Using Private Automation Hub
Task 4: Using Private Automation Hub
Prerequisites
- Automation Controller is running & accessible
- Private Automation Hub is running & accessible
Tasks
- Configure Automation Controller to access your Private Automation Hub
- Add collections from Red Hat Automation Hub, Galaxy and custom ones created by you.
- Add Excution Environment images
Important: You only have to do this because we didn’t have installer install Controller and PAH in one go. Then the integration would have been configured for you already. For the sake of understanding we decided to let you do this manually. Note: The Execution Environemnt images coming with the bundle installer have been pushed to the PAH registry already.
Let’s start, as the docs for this are distributed over some places we’ll give some more instructions.
Integrate Private Automation Hub into Automation Controller
- In your PAH go to Collections->API token management, hit Load Token and copy the token. Put it somewhere, the token will change every time you have to get it this way!
- In Controller, go to Resources->Credentials and Add three new credentials:
- Name them PAH community, PAH certified and Pah published
- All belong to the Organisation
default
- Credential Type is Ansible Galaxy/Automation Hub API Token
- Look up the Galaxy Server URL for each in PAH: In Collections->Repository Management lookup the Repo URL for community, published and rh-certified and put them in respectively.

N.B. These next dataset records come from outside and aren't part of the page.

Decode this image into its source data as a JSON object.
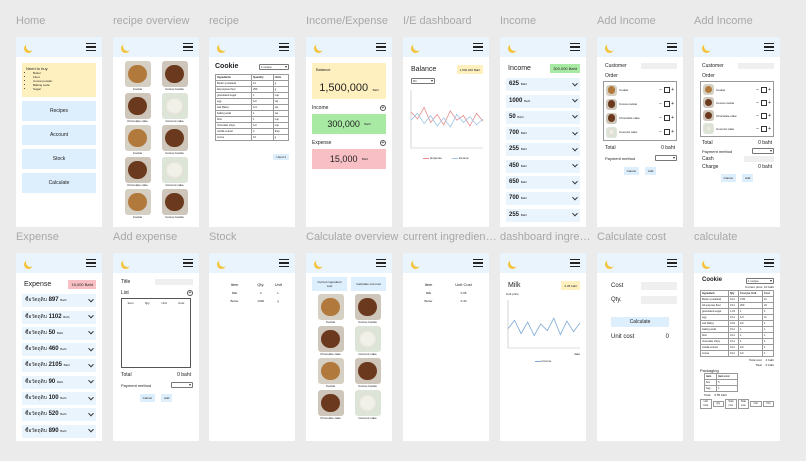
{
  "frames": {
    "home": {
      "title": "Home",
      "note_title": "Need to buy",
      "note_items": [
        "Butter",
        "Flour",
        "Cocoa powder",
        "Baking soda",
        "Sugar"
      ],
      "buttons": [
        "Recipes",
        "Account",
        "Stock",
        "Calculate"
      ]
    },
    "recipe_overview": {
      "title": "recipe overview",
      "items": [
        {
          "name": "Cookie",
          "img": "cookie"
        },
        {
          "name": "Cocoa Cookie",
          "img": "choco"
        },
        {
          "name": "Chocolate cake",
          "img": "choco"
        },
        {
          "name": "Coconut cake",
          "img": "coco"
        },
        {
          "name": "Cookie",
          "img": "cookie"
        },
        {
          "name": "Cocoa Cookie",
          "img": "choco"
        },
        {
          "name": "Chocolate cake",
          "img": "choco"
        },
        {
          "name": "Coconut cake",
          "img": "coco"
        },
        {
          "name": "Cookie",
          "img": "cookie"
        },
        {
          "name": "Cocoa Cookie",
          "img": "choco"
        }
      ]
    },
    "recipe": {
      "title": "recipe",
      "name": "Cookie",
      "select": "1 recipe",
      "headers": [
        "Ingredients",
        "Quantity",
        "Units"
      ],
      "rows": [
        [
          "Butter (unsalted)",
          "12",
          "g"
        ],
        [
          "all-purpose flour",
          "250",
          "g"
        ],
        [
          "granulated sugar",
          "1",
          "cup"
        ],
        [
          "egg",
          "1/2",
          "tsp"
        ],
        [
          "salt (flaky)",
          "1/4",
          "tsp"
        ],
        [
          "baking soda",
          "1",
          "tsp"
        ],
        [
          "flour",
          "1",
          "cup"
        ],
        [
          "chocolate chips",
          "1/2",
          "cup"
        ],
        [
          "vanilla extract",
          "4",
          "tbsp"
        ],
        [
          "cocoa",
          "10",
          "g"
        ]
      ],
      "button": "Used 1"
    },
    "income_expense": {
      "title": "Income/Expense",
      "balance_label": "Balance",
      "balance_value": "1,500,000",
      "balance_unit": "Baht",
      "income_label": "Income",
      "income_value": "300,000",
      "income_unit": "Baht",
      "expense_label": "Expense",
      "expense_value": "15,000",
      "expense_unit": "Baht"
    },
    "ie_dashboard": {
      "title": "I/E dashboard",
      "label": "Balance",
      "badge": "1,500,000 Baht",
      "select": "D1",
      "legend": [
        "Expense",
        "Income"
      ]
    },
    "income": {
      "title": "Income",
      "label": "Income",
      "badge": "300,000 Baht",
      "unit": "Baht",
      "items": [
        "625",
        "1000",
        "50",
        "700",
        "255",
        "450",
        "650",
        "700",
        "255"
      ]
    },
    "add_income_1": {
      "title": "Add Income",
      "customer": "Customer",
      "order": "Order",
      "products": [
        "Cookie",
        "Cocoa cookie",
        "Chocolate cake",
        "Coconut cake"
      ],
      "total_label": "Total",
      "total_value": "0 baht",
      "payment": "Payment method",
      "cancel": "Cancel",
      "add": "Add"
    },
    "add_income_2": {
      "title": "Add Income",
      "customer": "Customer",
      "order": "Order",
      "products": [
        "Cookie",
        "Cocoa cookie",
        "Chocolate cake",
        "Coconut cake"
      ],
      "total_label": "Total",
      "total_value": "0 baht",
      "payment": "Payment method",
      "cash": "Cash",
      "charge": "Charge",
      "charge_value": "0 baht",
      "cancel": "Cancel",
      "add": "Add"
    },
    "expense": {
      "title": "Expense",
      "label": "Expense",
      "badge": "15,000 Baht",
      "unit": "Baht",
      "item_name": "ซื้อวัตถุดิบ",
      "items": [
        "897",
        "1102",
        "50",
        "460",
        "2105",
        "90",
        "100",
        "520",
        "890"
      ]
    },
    "add_expense": {
      "title": "Add expense",
      "title_label": "Title",
      "list_label": "List",
      "cols": [
        "Item",
        "Qty.",
        "Unit",
        "Cost"
      ],
      "total_label": "Total",
      "total_value": "0 baht",
      "payment": "Payment method",
      "cancel": "Cancel",
      "add": "Add"
    },
    "stock": {
      "title": "Stock",
      "headers": [
        "Item",
        "Qty.",
        "Unit"
      ],
      "rows": [
        [
          "Milk",
          "3",
          "L"
        ],
        [
          "Butter",
          "1000",
          "g"
        ]
      ]
    },
    "calculate_overview": {
      "title": "Calculate overview",
      "btn1": "Current ingredient cost",
      "btn2": "Calculate unit cost",
      "items": [
        {
          "name": "Cookie",
          "img": "cookie"
        },
        {
          "name": "Cocoa Cookie",
          "img": "choco"
        },
        {
          "name": "Chocolate cake",
          "img": "choco"
        },
        {
          "name": "Coconut cake",
          "img": "coco"
        },
        {
          "name": "Cookie",
          "img": "cookie"
        },
        {
          "name": "Cocoa Cookie",
          "img": "choco"
        },
        {
          "name": "Chocolate cake",
          "img": "choco"
        },
        {
          "name": "Coconut cake",
          "img": "coco"
        }
      ]
    },
    "current_ingredient": {
      "title": "current ingredient cost",
      "headers": [
        "Item",
        "Unit Cost"
      ],
      "rows": [
        [
          "Milk",
          "0.05"
        ],
        [
          "Butter",
          "0.40"
        ]
      ]
    },
    "dashboard_ingredient": {
      "title": "dashboard ingredient",
      "label": "Milk",
      "badge": "0.05 baht",
      "axis_y": "Unit price",
      "axis_x": "date",
      "legend": "Income"
    },
    "calculate_cost": {
      "title": "Calculate cost",
      "cost": "Cost",
      "qty": "Qty.",
      "button": "Calculate",
      "unit_cost": "Unit cost",
      "unit_value": "0"
    },
    "calculate": {
      "title": "calculate",
      "name": "Cookie",
      "select": "1 recipe",
      "current_price": "Current price: 10 baht",
      "headers": [
        "Ingredient",
        "Qty",
        "Cost per Unit",
        "Cost"
      ],
      "rows": [
        [
          "Butter (unsalted)",
          "0.11",
          "0.05",
          "11"
        ],
        [
          "All-purpose flour",
          "0.11",
          "200",
          "22"
        ],
        [
          "granulated sugar",
          "1.01",
          "1",
          "1"
        ],
        [
          "egg",
          "0.11",
          "1/4",
          "11"
        ],
        [
          "salt (flaky)",
          "0.01",
          "1/2",
          "1"
        ],
        [
          "baking soda",
          "0.11",
          "1",
          "1"
        ],
        [
          "flour",
          "0.11",
          "1",
          "1"
        ],
        [
          "chocolate chips",
          "0.11",
          "1",
          "1"
        ],
        [
          "vanilla extract",
          "0.11",
          "1/2",
          "1"
        ],
        [
          "cocoa",
          "0.11",
          "1/2",
          "1"
        ]
      ],
      "total_cost": "Total cost",
      "total_cost_value": "4 baht",
      "total": "Total",
      "total_value": "0 baht",
      "packaging": "Packaging",
      "pkg_headers": [
        "item",
        "Item cost"
      ],
      "pkg_rows": [
        [
          "box",
          "5"
        ],
        [
          "bag",
          "1"
        ]
      ],
      "pkg_total": "Total",
      "pkg_total_value": "0.55 baht",
      "footer": [
        "Unit Cost",
        "Qty",
        "Total cost",
        "Total cost",
        "Unit",
        "Unit"
      ]
    }
  },
  "charts": {
    "ie_dashboard": {
      "type": "line",
      "series": [
        {
          "values": [
            62,
            50,
            70,
            44,
            58,
            40,
            64,
            48,
            56,
            38,
            60,
            46
          ],
          "color": "#e58b8b"
        },
        {
          "values": [
            48,
            60,
            42,
            56,
            38,
            52,
            36,
            58,
            44,
            54,
            40,
            50
          ],
          "color": "#9fc6e6"
        }
      ],
      "ylim": [
        0,
        100
      ]
    },
    "dashboard_ingredient": {
      "type": "line",
      "series": [
        {
          "values": [
            40,
            58,
            30,
            54,
            26,
            50,
            36,
            62,
            28,
            56,
            34,
            52
          ],
          "color": "#7aa9d6"
        }
      ],
      "ylim": [
        0,
        100
      ]
    }
  }
}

- You have created the API token already, paste in into the credentials
- As your PAH is using a self-signed certificate, disable the certificate verification:
- Go to Settings->Jobs Settings, click Edit and set
Ignore Ansible Galaxy SSL Certificate Verification
to On
The last thing you have to setup is to configure the Organization (default
here) to use the PAH credentials and the order it searches them:
- Go to Access->Organizations, choose the
default
Organization and click Edit
- In
Galaxy Credentials
remove Ansible Galaxy
and add our three PAH credentials
- Note how you could change the order here
- Click Save
Add content to your Private Automation Hub
Most of this is well documented here
Sync collections from Red Hat Automation Hub
- Go to
console.redhat.com
and open Ansible Automation Platform->Automation Hub->Collections. Here you could enable/disable the sync of certain collections but there is a bug as of now! We’ll give you a working URL to sync all content as a workaround.
- What you need to do is to get the autentication token and configure it in your PAH:
- In Red Hat Automation Hub Go to Connect to Hub and copy the Offline Token
- In PAH go to Collections->Repository management->Remote
- Edit the
rh-certified
remote:
Sync selected comunity collections from Ansible Galaxy
- Galaxy is configured as the remote
community
out of the box
- To sync collections:
- Create a regular requirements.yml file pointing to the collection you want, we’ll use the one from the docs:
collections:
# Install a collection from Ansible Galaxy.
- name: geerlingguy.php_roles
version: 0.9.3
source: https://galaxy.ansible.com
- Go to Repo Management, click the Remote tab again
- Edit the
community
remote
- In YAML requirements upload the
requirements.yml
file from your local machine.
- Click Save
- In the Remote overview tab click Sync for the
community
remote
Verify the sync of the collections in Collections->Collections, switch the repositories with the dropdown at the top. There should be a lot of content in the Red Hat Certified
repo and one collection in the Community
repo.
Push Images to PAH Registry
- As test push a local image to PAH
- First login to the PAH registry:
podman login --tls-verify=false <PAH-HOST>
- Example:
podman push --tls-verify=false quay.io/redhat_emp1/ee-ansible-ssa <PAH-HOST>/ee-ansible-ssa
- Check in PAH under Execution Environments
Test Private Automation Hub Integration
Now check that your Automation Controller can actually use the content from your PAH:
- Create a new Project pointing here:
https://github.com/ansible-learnfest/playbooks-example.git
- Have a look at the content, esp the
collections/requirements.yml
file
- Create a new Template:
- Name: up to you
- Inventory: The one you set up with the Playbook before, it should contain one of your AWS instances
- Project: The one you just created
- Execution Environment:
Ansible Engine 2.9 execution environment
- Playbook:
install-php.yml
- Check Privilege Escalation
- Launch the Template, if all was configured correctly it should install PHP modules on the managed node.
So recap what happened:
- You created a Template that runs a Playbook that has a requirement on a certain Collection which is not part of the Execution Environments included in Controller.
- Your Organization (
default
) is configured in a way it can only download Collections from your Private Automation Hub
- The Collection did exist on your PAH
- Important: As this collection is not part of the Execution Environment the Playbook run in, how did it work? In this case is it was dynamically “added” to the Execution Environment at runtime.